Hay algunas cosas sobre nosotros que simplemente tenemos, naturalmente. Piense en cómo se ven los niños. Cada niño recibe algunas características de sus padres, como cabello rojo u ojos marrones o cierta forma de nariz o barbilla.

Y a veces pensamos que la fe también es así. Decimos: “Estoy bastante seguro de que tengo fe, porque mis padres tienen fe. Es como algo que viene de familia”. O hacemos la suposición: “Tengo fe, porque crecí en la iglesia”. Pero la fe no es así. Y no surge de forma natural. La fe es, debe ser, un don de Dios.

¿Por qué? Porque solos, estamos todos muertos. Por nosotros mismos, no tenemos ni una gota de cosas que agradan a Dios. Naturalmente, todos los seres humanos rechazan las cosas buenas del SEÑOR, y cada uno de nosotros se perdería en la maldad y sería condenado por falta de fe.

Sé que es una manera sombría de comenzar un sermón. ¡Sin embargo, la buena noticia es que no estamos perdidos ni condenados! En lugar de ajustarnos al patrón de este mundo, estamos siendo transformados por Dios para caminar en la novedad de vida.

Y en nuestro texto, Jesús habla de lo maravilloso que es realmente la fe. Porque podemos creer en el Señor Jesús resucitado sin verlo. Podemos estar seguros de lo que sabemos, incluso sin tenerlo todo probado y verificado. Por la gracia de Dios creemos en Cristo, y por su gracia somos ricamente bendecidos. Este es nuestro tema de Juan 20:28-29,

¡Bienaventurados los que no han visto a Cristo resucitado, pero creen!

1) la fe de alguien que vio

2) la fe de los que no tienen

1) la fe del que vio: Los discípulos habían pasado una semana bastante, con muchos altibajos. Hacía solo seis días que habían estado llenos de gran alegría cuando Jesús entró en Jerusalén en un burro. Pero la emoción de su entrada triunfal pronto se desvaneció. Porque solo cuatro días después, Jesús ha sido traicionado por Judas. Fue perseguido, abandonado por sus discípulos, arrestado por soldados y llevado a juicio. Todo era tan triste y decepcionante.

A merced de sus captores, Jesús fue golpeado, azotado y ridiculizado, hasta que Pilato dictó la sentencia de muerte. Siguió la tortura de la cruz: clavos martillados en manos y pies, y una muerte agonizante por asfixia, mientras Él estaba suspendido en el aire sobre esas vigas de madera. Luego vino sangre y agua, saliendo a toda prisa de su pecho perforado. Finalmente, el cuerpo sin vida de Jesús fue bajado y enterrado.

Parecía que todo estaba perdido. Los discípulos se encogieron en la clandestinidad en ese sábado. Pero luego vino la avalancha de eventos el Domingo de Pascua. ¡Los discípulos habían ido a la tumba de Jesús y la encontraron vacía! A la misma hora, María Magdalena fue recibida por el mismo Señor Jesús. ¡No muerto, sino vivo! No magullado ni ensangrentado, sino cambiado y glorificado, tan glorificado que necesitaba decirle: “No me toques” (20:17).

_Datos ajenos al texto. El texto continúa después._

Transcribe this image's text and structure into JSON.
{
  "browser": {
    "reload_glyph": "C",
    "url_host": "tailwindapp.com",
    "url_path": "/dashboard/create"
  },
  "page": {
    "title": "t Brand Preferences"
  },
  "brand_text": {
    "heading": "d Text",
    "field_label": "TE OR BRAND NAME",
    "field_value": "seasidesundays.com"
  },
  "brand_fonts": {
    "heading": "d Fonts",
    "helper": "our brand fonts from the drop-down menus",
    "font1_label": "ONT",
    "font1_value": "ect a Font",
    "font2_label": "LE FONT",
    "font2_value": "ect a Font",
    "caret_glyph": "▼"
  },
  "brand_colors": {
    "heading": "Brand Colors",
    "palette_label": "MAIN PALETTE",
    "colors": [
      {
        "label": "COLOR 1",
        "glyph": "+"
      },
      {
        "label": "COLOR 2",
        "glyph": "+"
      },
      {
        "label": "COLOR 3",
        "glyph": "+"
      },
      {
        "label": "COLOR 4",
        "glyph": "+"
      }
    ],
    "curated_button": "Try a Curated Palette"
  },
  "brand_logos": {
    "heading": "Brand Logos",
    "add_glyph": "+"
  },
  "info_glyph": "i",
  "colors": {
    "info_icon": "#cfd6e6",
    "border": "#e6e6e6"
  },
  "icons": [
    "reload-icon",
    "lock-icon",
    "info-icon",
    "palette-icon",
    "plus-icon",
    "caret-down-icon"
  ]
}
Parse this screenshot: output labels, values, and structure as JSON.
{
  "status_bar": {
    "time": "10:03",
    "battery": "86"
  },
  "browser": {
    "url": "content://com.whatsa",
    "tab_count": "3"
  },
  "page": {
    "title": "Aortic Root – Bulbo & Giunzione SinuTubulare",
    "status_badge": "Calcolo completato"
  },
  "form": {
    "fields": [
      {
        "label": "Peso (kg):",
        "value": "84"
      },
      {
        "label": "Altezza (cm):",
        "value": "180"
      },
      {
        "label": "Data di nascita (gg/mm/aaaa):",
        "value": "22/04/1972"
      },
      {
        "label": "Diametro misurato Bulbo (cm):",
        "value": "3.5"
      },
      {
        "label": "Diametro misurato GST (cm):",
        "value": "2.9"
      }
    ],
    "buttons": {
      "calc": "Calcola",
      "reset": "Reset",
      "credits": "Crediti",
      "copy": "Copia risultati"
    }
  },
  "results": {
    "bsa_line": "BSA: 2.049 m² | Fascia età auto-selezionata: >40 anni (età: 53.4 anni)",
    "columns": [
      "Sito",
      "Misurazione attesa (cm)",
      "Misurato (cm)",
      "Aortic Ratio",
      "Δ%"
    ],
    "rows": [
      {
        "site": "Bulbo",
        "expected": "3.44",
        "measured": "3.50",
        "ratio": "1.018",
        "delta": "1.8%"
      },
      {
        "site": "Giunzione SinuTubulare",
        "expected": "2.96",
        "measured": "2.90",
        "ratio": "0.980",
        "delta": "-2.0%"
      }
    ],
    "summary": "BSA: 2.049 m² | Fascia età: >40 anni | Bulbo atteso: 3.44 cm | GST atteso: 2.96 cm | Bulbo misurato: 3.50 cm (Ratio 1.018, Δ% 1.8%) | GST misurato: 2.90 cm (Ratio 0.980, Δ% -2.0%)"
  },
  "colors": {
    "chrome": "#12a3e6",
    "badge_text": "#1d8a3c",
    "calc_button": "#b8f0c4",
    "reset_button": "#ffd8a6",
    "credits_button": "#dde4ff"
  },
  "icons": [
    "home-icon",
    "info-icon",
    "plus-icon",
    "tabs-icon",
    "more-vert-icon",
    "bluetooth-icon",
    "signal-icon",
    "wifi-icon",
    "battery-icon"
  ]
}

El Señor resucitado envía a María para que se lo diga a los demás. No tienen que esperar mucho para ver cuán maravillosamente cierto era su informe. Porque más tarde ese día, “Cuando las puertas estaban cerradas donde los discípulos estaban reunidos, por temor a los judíos, Jesús vino y se paró en medio, y les dijo, ‘La paz esté con ustedes’” (v 19). No tienen que afligirse ni temer. Es como si Cristo viniera a su propio funeral y anunciara a todos los reunidos: “Ánimo, todos. Cancelar el funeral. ¡Porque estoy vivo!”

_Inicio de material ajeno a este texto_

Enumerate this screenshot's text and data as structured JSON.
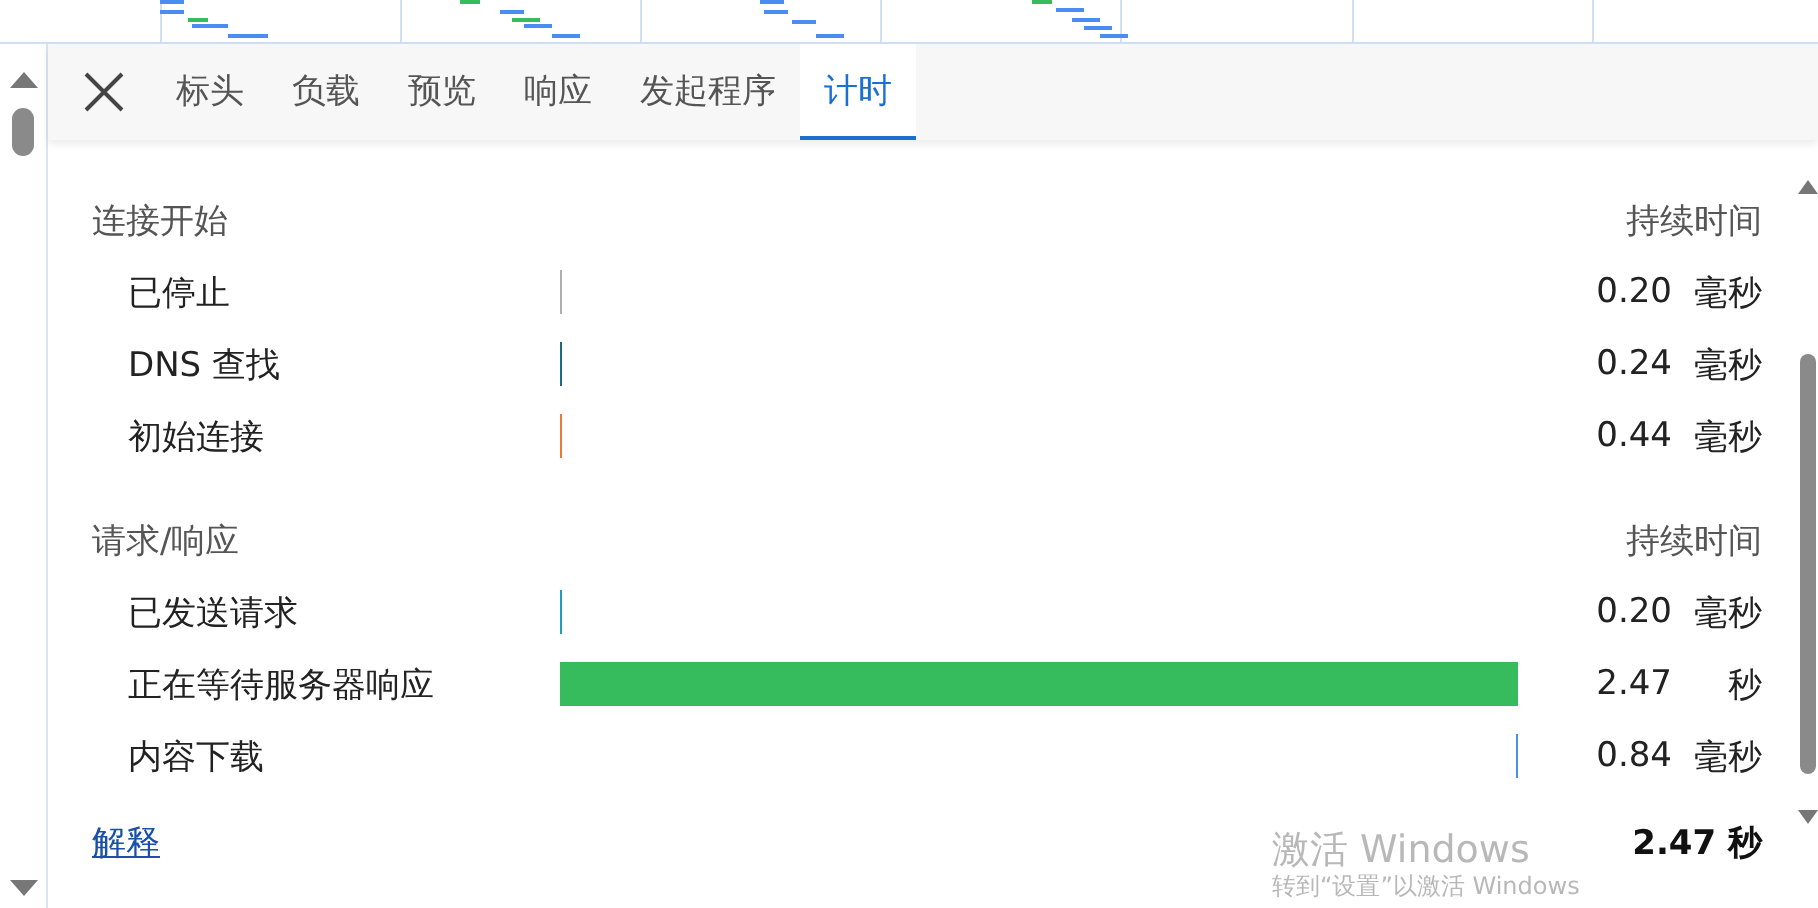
{
  "tabs": [
    {
      "label": "标头",
      "selected": false
    },
    {
      "label": "负载",
      "selected": false
    },
    {
      "label": "预览",
      "selected": false
    },
    {
      "label": "响应",
      "selected": false
    },
    {
      "label": "发起程序",
      "selected": false
    },
    {
      "label": "计时",
      "selected": true
    }
  ],
  "sections": [
    {
      "title": "连接开始",
      "duration_heading": "持续时间",
      "rows": [
        {
          "label": "已停止",
          "color": "#b0b0b0",
          "kind": "tick_start",
          "value": "0.20",
          "unit": "毫秒"
        },
        {
          "label": "DNS 查找",
          "color": "#1a6a80",
          "kind": "tick_start",
          "value": "0.24",
          "unit": "毫秒"
        },
        {
          "label": "初始连接",
          "color": "#f0773a",
          "kind": "tick_start",
          "value": "0.44",
          "unit": "毫秒"
        }
      ]
    },
    {
      "title": "请求/响应",
      "duration_heading": "持续时间",
      "rows": [
        {
          "label": "已发送请求",
          "color": "#1aa0c0",
          "kind": "tick_start",
          "value": "0.20",
          "unit": "毫秒"
        },
        {
          "label": "正在等待服务器响应",
          "color": "#36bc5c",
          "kind": "bar",
          "value": "2.47",
          "unit": "秒"
        },
        {
          "label": "内容下载",
          "color": "#4a8cf0",
          "kind": "tick_end",
          "value": "0.84",
          "unit": "毫秒"
        }
      ]
    }
  ],
  "explain_link": "解释",
  "total": "2.47 秒",
  "os_notice": {
    "title": "激活 Windows",
    "hint": "转到“设置”以激活 Windows"
  }
}
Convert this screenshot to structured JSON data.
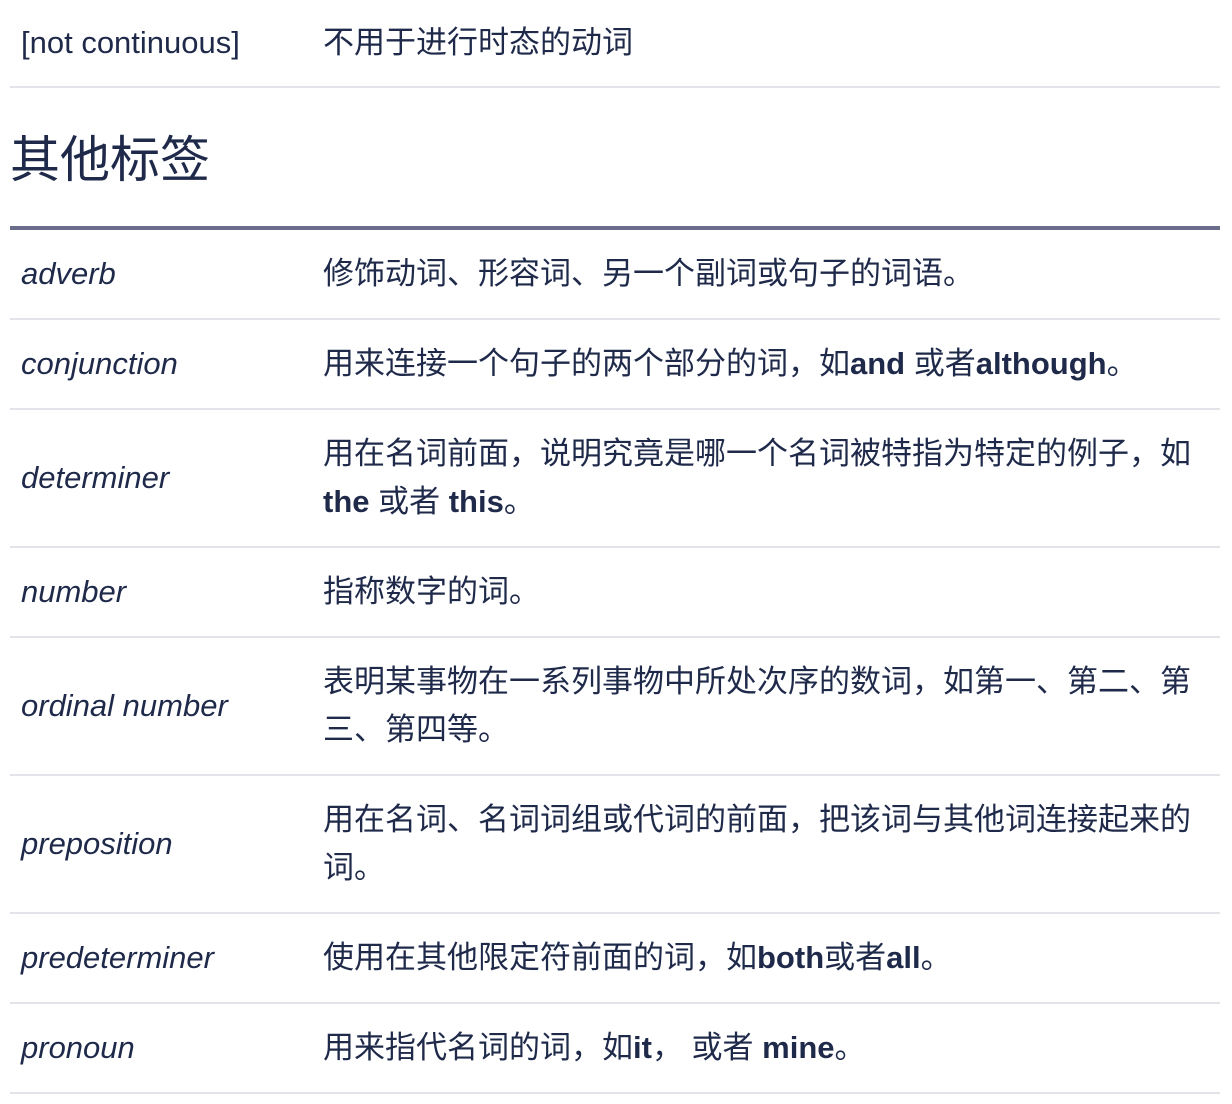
{
  "top_row": {
    "term": "[not continuous]",
    "definition": "不用于进行时态的动词"
  },
  "section": {
    "heading": "其他标签"
  },
  "rows": [
    {
      "term": "adverb",
      "definition": [
        {
          "t": "修饰动词、形容词、另一个副词或句子的词语。",
          "b": false
        }
      ]
    },
    {
      "term": "conjunction",
      "definition": [
        {
          "t": "用来连接一个句子的两个部分的词，如",
          "b": false
        },
        {
          "t": "and",
          "b": true
        },
        {
          "t": " 或者",
          "b": false
        },
        {
          "t": "although",
          "b": true
        },
        {
          "t": "。",
          "b": false
        }
      ]
    },
    {
      "term": "determiner",
      "definition": [
        {
          "t": "用在名词前面，说明究竟是哪一个名词被特指为特定的例子，如",
          "b": false
        },
        {
          "t": "the",
          "b": true
        },
        {
          "t": " 或者 ",
          "b": false
        },
        {
          "t": "this",
          "b": true
        },
        {
          "t": "。",
          "b": false
        }
      ]
    },
    {
      "term": "number",
      "definition": [
        {
          "t": "指称数字的词。",
          "b": false
        }
      ]
    },
    {
      "term": "ordinal number",
      "definition": [
        {
          "t": "表明某事物在一系列事物中所处次序的数词，如第一、第二、第三、第四等。",
          "b": false
        }
      ]
    },
    {
      "term": "preposition",
      "definition": [
        {
          "t": "用在名词、名词词组或代词的前面，把该词与其他词连接起来的词。",
          "b": false
        }
      ]
    },
    {
      "term": "predeterminer",
      "definition": [
        {
          "t": "使用在其他限定符前面的词，如",
          "b": false
        },
        {
          "t": "both",
          "b": true
        },
        {
          "t": "或者",
          "b": false
        },
        {
          "t": "all",
          "b": true
        },
        {
          "t": "。",
          "b": false
        }
      ]
    },
    {
      "term": "pronoun",
      "definition": [
        {
          "t": "用来指代名词的词，如",
          "b": false
        },
        {
          "t": "it",
          "b": true
        },
        {
          "t": "，  或者 ",
          "b": false
        },
        {
          "t": "mine",
          "b": true
        },
        {
          "t": "。",
          "b": false
        }
      ]
    }
  ]
}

Y Jesús quiere asegurarse de que sus discípulos sepan que es él. Porque tal vez más tarde dudarían de sí mismos. Tal vez mirarían hacia atrás y dirían que todo fue un sueño. Así que Jesús “les mostró las manos y el costado” (v 20).

Su cuerpo había sido transformado y glorificado, y las heridas curadas parcialmente. Sin embargo, los discípulos todavía podían ver dónde habían estado los clavos, podían ver dónde la lanza había encontrado su marca. Este no era un Jesús fantasma; esto no era un sueño. Este era su Jesús de carne y hueso, vivo y bien, todavía con las marcas de lo que había pasado.

Compárelo con cómo la gente cuenta las historias de sus cicatrices. “¿Ves esta cicatriz?”, dicen, subiéndose la pernera del pantalón. “Cirugía de rodilla, allá por el 98”. O, “¿Ves esta marca de quemadura? De un accidente de trabajo. De una forma indiscutible, las cicatrices confirman la historia de una persona. Esas marcas en nuestra piel nos conectan con lo que sucedió, incluso si son décadas en el pasado.

Entonces, cuando los discípulos ven las manos y el costado de Jesús, Juan nos dice: «[ellos] se alegraron» (v 20). ). Realmente sabían que era él. Pero piensa en por qué Jesús ha hecho esto. Se mostró, para no darles una última mirada curiosa antes de ir al cielo. No, Jesús tenía un propósito específico al aparecer ese día. Porque estos eran sus discípulos, los hombres que primero llevarían el mensaje de su salvación a todo el mundo.

Por eso, justo después de la aparición de Jesús, Él da un mandato de misión, “Como el Padre ha enviado yo también os envío” (v 21). Así como Él también los comisionará antes de ascender al cielo, aquí Jesús envía a sus discípulos: “¡Ahora que me has visto, id y predicad a todas las naciones! Ahora que sabes cuán verdadero es mi mensaje, ahora que sabes que me he levantado de la tumba, ¡ve y cuéntaselo a todos! El Padre me envió, ahora los envío Yo. ¡Cuéntalo con valentía!”

Más tarde, los apóstoles tienen que llenar el lugar que dejó vacío Judas Iscariote. Y esta era la calificación clave para el hombre que lo reemplazaría: necesitaba ser un testigo presencial del Cristo resucitado. Los apóstoles necesitaban saber toda la historia. Necesitaban poder decir: “Jesús ha resucitado de entre los muertos, créanme, lo he visto con mis propios ojos. ¡Así que su palabra es verdad!”

Pasa una semana, y entonces Jesús se aparece de nuevo a sus discípulos. La primera vez que se mostró, Thomas no estaba allí. No sabemos dónde estaba. ¿De vuelta a casa, llorando? ¿Tan desanimado que se había dado por vencido? Pero una semana después, él está allí. Y cuando los demás le dicen, se muestra escéptico. Tomás dice: “A menos que vea en sus manos la huella de los clavos, y meta mi dedo en la huella de los clavos, y meta mi mano en su costado, no creeré” (v 25).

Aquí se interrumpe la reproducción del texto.